In the last twenty years technology has changed exponentially. Televisions have gone from dinosaur sized screens with single channels to a paper thin screen that can access the internet. The internet itself has changed drastically in the last six years alone with the evolution of iPhones and other smartphones, giving people access to portable infinite information at the touch of a button.
Communication has soared to new heights along with technology. Old school friends can keep in touch, even after they drift worlds apart, with the plethora of social media sites that now dominate the lives of most people and their enterprises.
Social media is a great innovation for businesses, allowing specific contact with customers or prospective clients. Social media helps build a relationship between celebrities and fans like never before, tweeting out thanks or pictures with fans. Social media has revolutionized our society, but it has also leeched some poison into it.
I remember getting a phone when I was thirteen. It was a flip phone, a Razor to be exact. I only had three contacts: my mom, dad, and sister. I used it for emergencies or when I traveled with my sports team. Now I walk around and see children in elementary schools with iPhones, snap chatting each other, even though they are right next to each other, or playing mindless games at the dinner table rather than interacting with the rest of their family. Have children really lost all sense of imagination?
Though this may be an exaggeration, it seems that children would rather stay inside on their phones updating their "status" than play classic games like "hide and seek" or "cops and robbers."
Girls and boys struggle growing up as it is with puberty, and the growing difficulty of school, and crushes, and family. It is difficult enough for them to discover who they are and adding the idea that they must impress their peers with pictures or tweets of their life increases unnecessary pressure and is damaging to self-esteem.
Social media becomes a facade for people to compare how exciting their life is to that of their peers, only most of it is entirely fake. People only document the exciting things. No one sees what goes on "behind the scenes". One cannot possibly be doing something exciting every moment of every day, but that is how it appears on profiles.
Of course, there are positive aspects of social media. It can spread information and news at amazing speeds. It can be used to stay in touch with old friends, colleagues, and family, as their lives change. Some people do indeed use social media purely as a platform for communication or the harmless documentation of memories, which is the best attribute of social media, but the natural environment of social media insights a more competitive system with younger generations.

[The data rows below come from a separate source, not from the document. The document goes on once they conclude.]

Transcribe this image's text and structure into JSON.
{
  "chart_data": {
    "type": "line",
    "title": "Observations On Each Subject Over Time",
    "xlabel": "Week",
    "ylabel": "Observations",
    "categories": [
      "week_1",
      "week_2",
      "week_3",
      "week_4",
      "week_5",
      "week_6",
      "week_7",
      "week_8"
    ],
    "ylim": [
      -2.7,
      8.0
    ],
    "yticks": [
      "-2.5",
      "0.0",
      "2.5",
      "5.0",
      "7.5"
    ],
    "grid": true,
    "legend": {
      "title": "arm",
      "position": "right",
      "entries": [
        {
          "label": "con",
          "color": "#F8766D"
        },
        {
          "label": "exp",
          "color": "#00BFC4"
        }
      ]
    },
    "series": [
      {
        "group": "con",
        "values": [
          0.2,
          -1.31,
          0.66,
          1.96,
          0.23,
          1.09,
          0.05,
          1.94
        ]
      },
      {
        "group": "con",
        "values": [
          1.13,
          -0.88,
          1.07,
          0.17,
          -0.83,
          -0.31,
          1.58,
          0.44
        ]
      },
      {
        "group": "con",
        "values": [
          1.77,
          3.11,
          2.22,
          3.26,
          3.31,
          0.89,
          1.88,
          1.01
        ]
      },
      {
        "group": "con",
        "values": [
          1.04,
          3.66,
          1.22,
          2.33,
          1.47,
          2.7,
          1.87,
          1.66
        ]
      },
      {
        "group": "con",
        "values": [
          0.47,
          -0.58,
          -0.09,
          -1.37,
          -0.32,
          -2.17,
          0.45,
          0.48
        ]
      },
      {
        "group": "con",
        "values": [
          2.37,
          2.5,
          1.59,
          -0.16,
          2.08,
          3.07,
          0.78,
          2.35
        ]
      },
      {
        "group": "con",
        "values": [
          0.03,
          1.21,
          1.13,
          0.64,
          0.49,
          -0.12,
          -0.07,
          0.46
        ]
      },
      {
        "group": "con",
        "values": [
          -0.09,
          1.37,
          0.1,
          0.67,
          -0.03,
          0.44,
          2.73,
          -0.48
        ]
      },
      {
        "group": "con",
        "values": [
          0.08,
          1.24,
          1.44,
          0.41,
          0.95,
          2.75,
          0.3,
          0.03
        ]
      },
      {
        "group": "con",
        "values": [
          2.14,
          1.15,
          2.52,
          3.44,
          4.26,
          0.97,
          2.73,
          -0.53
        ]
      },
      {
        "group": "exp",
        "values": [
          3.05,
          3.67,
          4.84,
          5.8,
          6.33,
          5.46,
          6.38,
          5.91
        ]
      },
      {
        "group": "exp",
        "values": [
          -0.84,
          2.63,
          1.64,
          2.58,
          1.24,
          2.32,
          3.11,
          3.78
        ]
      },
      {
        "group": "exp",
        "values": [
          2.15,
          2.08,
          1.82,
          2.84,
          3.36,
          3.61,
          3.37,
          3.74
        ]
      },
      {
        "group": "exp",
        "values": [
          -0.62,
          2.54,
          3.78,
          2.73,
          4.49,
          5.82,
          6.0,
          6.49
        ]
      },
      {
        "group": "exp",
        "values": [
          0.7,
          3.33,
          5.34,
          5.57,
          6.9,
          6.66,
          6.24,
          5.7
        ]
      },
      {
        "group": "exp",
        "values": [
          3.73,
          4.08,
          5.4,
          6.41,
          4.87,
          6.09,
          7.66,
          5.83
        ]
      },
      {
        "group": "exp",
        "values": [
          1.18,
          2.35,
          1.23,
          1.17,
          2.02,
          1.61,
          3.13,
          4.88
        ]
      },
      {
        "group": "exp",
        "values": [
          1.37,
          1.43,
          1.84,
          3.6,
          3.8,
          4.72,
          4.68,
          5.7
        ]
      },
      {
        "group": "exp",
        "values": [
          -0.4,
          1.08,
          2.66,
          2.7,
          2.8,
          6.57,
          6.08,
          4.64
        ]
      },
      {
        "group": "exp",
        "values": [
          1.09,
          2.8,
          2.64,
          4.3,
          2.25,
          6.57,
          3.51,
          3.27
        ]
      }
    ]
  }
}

Photography is one of the main platforms for most social media sites and has many superb editing applications to enhance colors and shadows, but these edits are being used more and more often to distort the people themselves in the images. Photoshop in magazines is bad enough making girls and boys strive for something that can be impossible to achieve, now photoshop has made its way right into their hands allowing them to distort their own figures in order to dazzle and deceive the viewers and increase their "like" count.
People of all ages are beginning to base their confidence, self-esteem, happiness on a number. On how many people hit a button. That is detrimental to everyone, no matter who you are. There is no magic number. There is no amount of likes that will bring happiness. The more likes received, the more likes will be wanted. It is an ongoing cycle that only has one end: unhappiness.
And children are starting this cycle in elementary school. Older generations are setting their children up for failure from the beginning because they don't understand it themselves.
We are blessed to have such great innovations and technological advancements to speak to and connect with those all over the world, but at what price? At what point will we stop and take the time to understand the aspects of social media that need to change? Social media needs to be brought back to the time of simple communication. We needn't post pictures of ourselves to feel value. Likes do not dictate the worth of our lives.